Le cuento que cuando yo fui elegido académico de la Española, en 1986, era el décimo miembro de esa Corporación que había sido catedrático de instituto y luego vinieron otros como Adrados, García de la Concha o Lledó: hemos llegado a ser doce los sentados a un tiempo alrededor de la mesa oval, lo que posiblemente quiera decir algo acerca de lo que ese cuerpo docente alcanzó a ser. Para muchos camino hacia la cátedra universitaria, que luego se ha cortado por completo.

Ahora es una especie en extinción, si Dios no lo remedia con la necesaria ayuda de Pilar del Castillo.



Los últimos que van quedando, los de pata negra -porque luego se inventó esa sandez de «la condición de catedrático», para mezclar y enrarecer- están llegando, como mi interlocutor, a esa edad en que ya se permite optar por la jubilación voluntaria y algunos, los que hacen sus cuentas y ven que podrán subsistir, lo aprovechan.

Me habla Estébanez también de mi último artículo, sobre la edad de aprender a leer y escribir, y me cuenta que él, hijo de maestro y maestra, aprendió, naturalmente, prontísimo y que sus padres siempre fueron conscientes de que enseñar las primeras letras era su primera y primordial función. Maestros nacionales ambos, como se llamaron desde fines del XIX, cuando la enseñanza primaria logró salir, gracias al empeño de muchos de ellos, de los inciertos dominios municipales para acogerse a la gestión estatal; catedrático él de Institutos Nacionales de Enseñanza Media, como yo mismo lo fui. Escuela Nacional.

Todo eso ha desaparecido de las nomenclaturas oficiales, porque el sistema autonómico ha troceado la educación. Le cuento que el año pasado me invitaron a dar una conferencia en el País Vasco, donde él tuvo precisamente su primer destino. Público muy numeroso, abundante en profesores, universitarios y de secundaria, y también de escoltas que protegían a no pocos de los asistentes; al terminar, hubo un coloquio muy animado que derivó en seguida hacia cuestiones educativas y de contenidos de la enseñanza. Siempre hay en esos casos quien le pide a uno remedios para determinados males que le resultan evidentes. Y me decidí a decir, no sin cierto recelo, algo que pienso: «Mire usted, ha habido un error de difícil arreglo ya; si el Estado se ha reservado determinadas  competencias que no ha transferido a las Comunidades Autónomas, las de defensa, las de relaciones exteriores, con tanta o más razón debería haberse reservado las educativas».

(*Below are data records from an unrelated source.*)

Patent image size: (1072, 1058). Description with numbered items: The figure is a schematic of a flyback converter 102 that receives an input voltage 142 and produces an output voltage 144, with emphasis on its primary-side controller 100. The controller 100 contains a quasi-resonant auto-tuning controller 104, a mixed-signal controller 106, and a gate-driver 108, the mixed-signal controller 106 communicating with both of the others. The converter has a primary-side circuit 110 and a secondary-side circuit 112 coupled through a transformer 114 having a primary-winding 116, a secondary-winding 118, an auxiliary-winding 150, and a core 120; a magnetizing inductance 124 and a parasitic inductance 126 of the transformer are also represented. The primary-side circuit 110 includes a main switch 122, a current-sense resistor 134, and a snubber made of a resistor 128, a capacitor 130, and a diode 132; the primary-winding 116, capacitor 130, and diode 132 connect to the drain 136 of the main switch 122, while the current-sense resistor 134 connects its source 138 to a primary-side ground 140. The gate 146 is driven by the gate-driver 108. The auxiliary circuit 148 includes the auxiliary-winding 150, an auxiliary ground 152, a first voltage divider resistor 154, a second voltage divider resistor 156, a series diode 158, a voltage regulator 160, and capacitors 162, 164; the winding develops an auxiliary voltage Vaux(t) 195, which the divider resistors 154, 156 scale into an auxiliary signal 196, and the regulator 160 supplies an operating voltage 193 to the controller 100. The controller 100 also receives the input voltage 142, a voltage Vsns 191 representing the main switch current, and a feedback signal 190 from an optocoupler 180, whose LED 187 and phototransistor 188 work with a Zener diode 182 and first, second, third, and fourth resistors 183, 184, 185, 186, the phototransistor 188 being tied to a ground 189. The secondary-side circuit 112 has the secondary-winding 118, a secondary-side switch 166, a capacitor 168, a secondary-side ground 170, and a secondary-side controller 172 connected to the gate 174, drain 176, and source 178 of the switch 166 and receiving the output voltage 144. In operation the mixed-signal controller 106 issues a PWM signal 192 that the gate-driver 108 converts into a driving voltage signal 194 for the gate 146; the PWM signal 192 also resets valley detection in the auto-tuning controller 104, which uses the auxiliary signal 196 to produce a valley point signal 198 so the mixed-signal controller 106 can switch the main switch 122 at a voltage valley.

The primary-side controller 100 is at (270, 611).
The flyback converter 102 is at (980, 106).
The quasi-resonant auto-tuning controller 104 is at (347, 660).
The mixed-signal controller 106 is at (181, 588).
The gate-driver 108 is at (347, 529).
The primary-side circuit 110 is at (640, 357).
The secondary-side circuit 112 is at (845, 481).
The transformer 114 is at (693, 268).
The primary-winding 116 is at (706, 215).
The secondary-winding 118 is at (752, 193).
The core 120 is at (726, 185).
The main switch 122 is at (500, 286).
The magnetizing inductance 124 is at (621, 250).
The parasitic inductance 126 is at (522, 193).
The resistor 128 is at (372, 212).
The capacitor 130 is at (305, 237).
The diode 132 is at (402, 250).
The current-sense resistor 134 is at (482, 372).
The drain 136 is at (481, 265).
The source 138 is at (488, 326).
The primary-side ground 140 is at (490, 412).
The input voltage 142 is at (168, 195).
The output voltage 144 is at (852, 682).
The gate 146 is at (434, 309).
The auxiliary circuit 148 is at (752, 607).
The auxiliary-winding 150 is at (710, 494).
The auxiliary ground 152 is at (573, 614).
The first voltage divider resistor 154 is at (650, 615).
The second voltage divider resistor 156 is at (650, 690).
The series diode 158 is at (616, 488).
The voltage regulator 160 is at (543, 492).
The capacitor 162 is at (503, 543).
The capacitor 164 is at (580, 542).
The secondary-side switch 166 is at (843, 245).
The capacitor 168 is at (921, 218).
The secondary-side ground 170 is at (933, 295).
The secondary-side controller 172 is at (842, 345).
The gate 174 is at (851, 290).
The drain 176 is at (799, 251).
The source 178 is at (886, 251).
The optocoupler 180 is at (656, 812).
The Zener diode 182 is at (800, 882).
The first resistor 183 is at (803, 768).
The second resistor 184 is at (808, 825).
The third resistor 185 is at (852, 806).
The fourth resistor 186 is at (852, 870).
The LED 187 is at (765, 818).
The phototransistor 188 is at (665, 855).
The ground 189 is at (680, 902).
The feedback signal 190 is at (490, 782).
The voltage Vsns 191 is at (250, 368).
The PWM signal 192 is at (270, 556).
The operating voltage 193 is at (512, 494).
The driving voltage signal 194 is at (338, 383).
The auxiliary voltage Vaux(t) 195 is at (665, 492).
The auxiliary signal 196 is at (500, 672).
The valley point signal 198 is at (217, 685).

¿Cómo reaccionaron los oyentes? Una ovación clamorosa: por algo sería.

Le recomiendo finalmente a mi visitante el libro que acabo de leer: La secta pedagógica de Mercedes Ruiz Paz. Licenciada en pedagogía, maestra de primaria en ejercicio, es posiblemente, en este momento, la cabeza más clara de cuantas tratan de estos problemas. Con la seguridad de quien sabe, con la veracidad de quien vive. Y con una prosa transparente, que discurre limpia, sin remansos ni rodeos. Sin pedanterías en una parcela de conocimiento donde la jerga incomprensible es norma y hábito el galimatías expresivo. En el libro de Mercedes Ruiz Paz se entiende todo y se entiende muy bien. Deberían leerlo sin prejuicios todos esos políticos que se aprestan a luchar por obtener poder y escaño en las próximas elecciones generales.

Los de la oposición para reconocer, lealmente, las ruedas de molino pedagógicas que se tragaron cuando legislaban y que están lastrando, irremediablemente, el porvenir de las generaciones afectadas, y poder ofrecer así, sin encastillarse en los evidentes logros cuantitativos, propósitos de enmienda que reparen los estropicios causados y pongan sus miras en lo alto: en los necesarios e inexcusables niveles de calidad y de conocimiento. Y los del partido en el poder para asegurarnos que van a ir más lejos, sin reparos ni miramientos, en la línea emprendida, en la recuperación de saberes y de modales, de todo lo estúpidamente malbaratado o destruido, con refrendo legal, en los últimos veinte años. Porque se ha hablado de caos, yo mismo he escrito alguna vez acerca de la catástrofe en la enseñanza o del desastre educativo. Todos son sustantivos válidos para referirse a la situación creada; pero después de haber leído cuidadosamente ese inquietante libro que digo, pienso que la palabra más ajustada, más propia, es destrozo. Un destrozo consciente y, por lo que se deduce, no enteramente gratuito. Un destrozo que requiere urgentes reparaciones. Estemos, pues, atentos a los programas electorales.